Explain linear expansion. Write a unit.

Increase in length of substance $(\Delta l)$ is directly proportional to original length " $l$ " and increase in temperature "$\Delta T$".

$\therefore \Delta l \alpha l$ and $\Delta l \alpha \Delta \mathrm{T}$

$\therefore \Delta l \alpha l \Delta \mathrm{T}$ (combinely)

$\therefore \frac{\Delta l}{l} \alpha \Delta \mathrm{T}$

Hence, the fractional change in length. $\left(\frac{\Delta l}{l}\right)$ is directly proportional to $\Delta \mathrm{T}$.

$\therefore \frac{\Delta l}{l} \propto \Delta \mathrm{T}$

$\therefore \frac{\Delta l}{l}=\alpha_{l} \Delta \mathrm{T}$

$\therefore \Delta l=\alpha_{l} l \Delta \mathrm{T}$

Where $\alpha_{l}$ is coefficient of linear expansion and is characteristic of material.

Value of $\alpha_{l}$ depends on type of material and temperature.

If the temperature difference is not large then ' $\alpha_{l}$ ' doesn't depend on temperature.

Unit of $\alpha_{l}$ is $\left({ }^{\circ} \mathrm{C}\right)^{-1}$ or $\mathrm{K}^{-1}$.

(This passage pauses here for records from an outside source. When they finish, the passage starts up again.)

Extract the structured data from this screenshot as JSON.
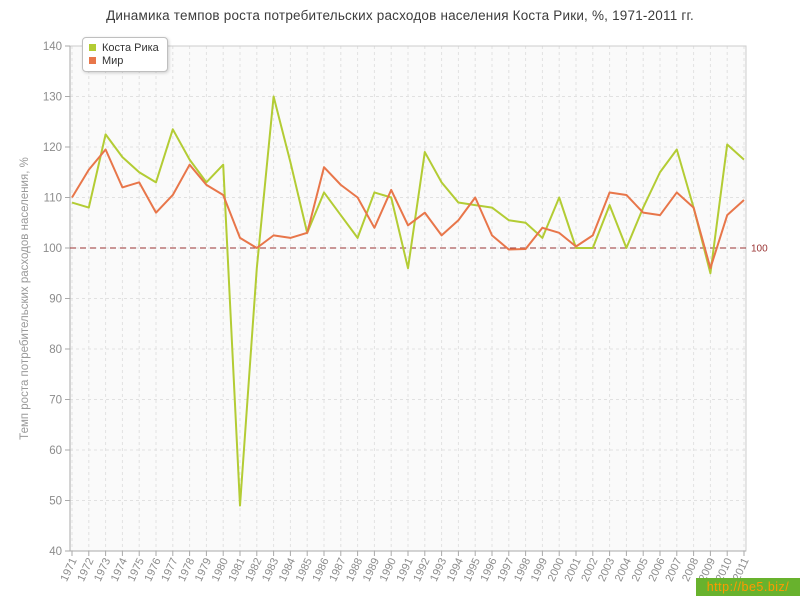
{
  "chart_data": {
    "type": "line",
    "title": "Динамика темпов роста потребительских расходов населения Коста Рики, %, 1971-2011 гг.",
    "ylabel": "Темп роста потребительских расходов населения, %",
    "xlabel": "",
    "ylim": [
      40,
      140
    ],
    "ytick_step": 10,
    "grid": true,
    "legend_position": "top-left",
    "x": [
      1971,
      1972,
      1973,
      1974,
      1975,
      1976,
      1977,
      1978,
      1979,
      1980,
      1981,
      1982,
      1983,
      1984,
      1985,
      1986,
      1987,
      1988,
      1989,
      1990,
      1991,
      1992,
      1993,
      1994,
      1995,
      1996,
      1997,
      1998,
      1999,
      2000,
      2001,
      2002,
      2003,
      2004,
      2005,
      2006,
      2007,
      2008,
      2009,
      2010,
      2011
    ],
    "series": [
      {
        "name": "Коста Рика",
        "color": "#b3cc34",
        "values": [
          109,
          108,
          122.5,
          118,
          115,
          113,
          123.5,
          117.5,
          113,
          116.5,
          49,
          96,
          130,
          117,
          103,
          111,
          106.5,
          102,
          111,
          110,
          96,
          119,
          113,
          109,
          108.5,
          108,
          105.5,
          105,
          102,
          110,
          100,
          100,
          108.5,
          100,
          108,
          115,
          119.5,
          108,
          95,
          120.5,
          117.5
        ]
      },
      {
        "name": "Мир",
        "color": "#e8764a",
        "values": [
          110,
          115.5,
          119.5,
          112,
          113,
          107,
          110.5,
          116.5,
          112.5,
          110.5,
          102,
          100,
          102.5,
          102,
          103,
          116,
          112.5,
          110,
          104,
          111.5,
          104.5,
          107,
          102.5,
          105.5,
          110,
          102.5,
          99.7,
          99.8,
          104,
          103,
          100.3,
          102.5,
          111,
          110.5,
          107,
          106.5,
          111,
          108,
          96,
          106.5,
          109.5
        ]
      }
    ],
    "ref_line": {
      "value": 100,
      "label": "100",
      "color": "#993333"
    },
    "colors": {
      "plot_bg": "#fafafa",
      "grid": "#e1e1e1",
      "frame": "#cccccc",
      "axis": "#aaaaaa",
      "tick_label": "#8c8c8c",
      "axis_title": "#999999"
    }
  },
  "watermark": {
    "text": "http://be5.biz/",
    "bg": "#68b22d",
    "fg": "#ff9900"
  }
}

In equation (1), $\Delta l=l_{2}-l_{1}$ and $\Delta \mathrm{T}=\mathrm{T}_{2}-\mathrm{T}_{1}$,

$l_{2}-l_{1}=\alpha_{l} l_{1}\left(\mathrm{~T}_{2}-\mathrm{T}_{1}\right)$

$\therefore l_{2}=l_{1}+\alpha_{l} l_{1}\left(\mathrm{~T}_{2}-\mathrm{T}_{1}\right)$

$\therefore l_{2}=l_{1}\left[1+\alpha_{l}\left(\mathrm{~T}_{2}-\mathrm{T}_{1}\right)\right]$

By taking $\alpha_{l}=\alpha$ and $l_{1}=l$

$l_{2}=l\left[1+\alpha\left(\mathrm{T}_{2}-\mathrm{T}_{1}\right)\right]$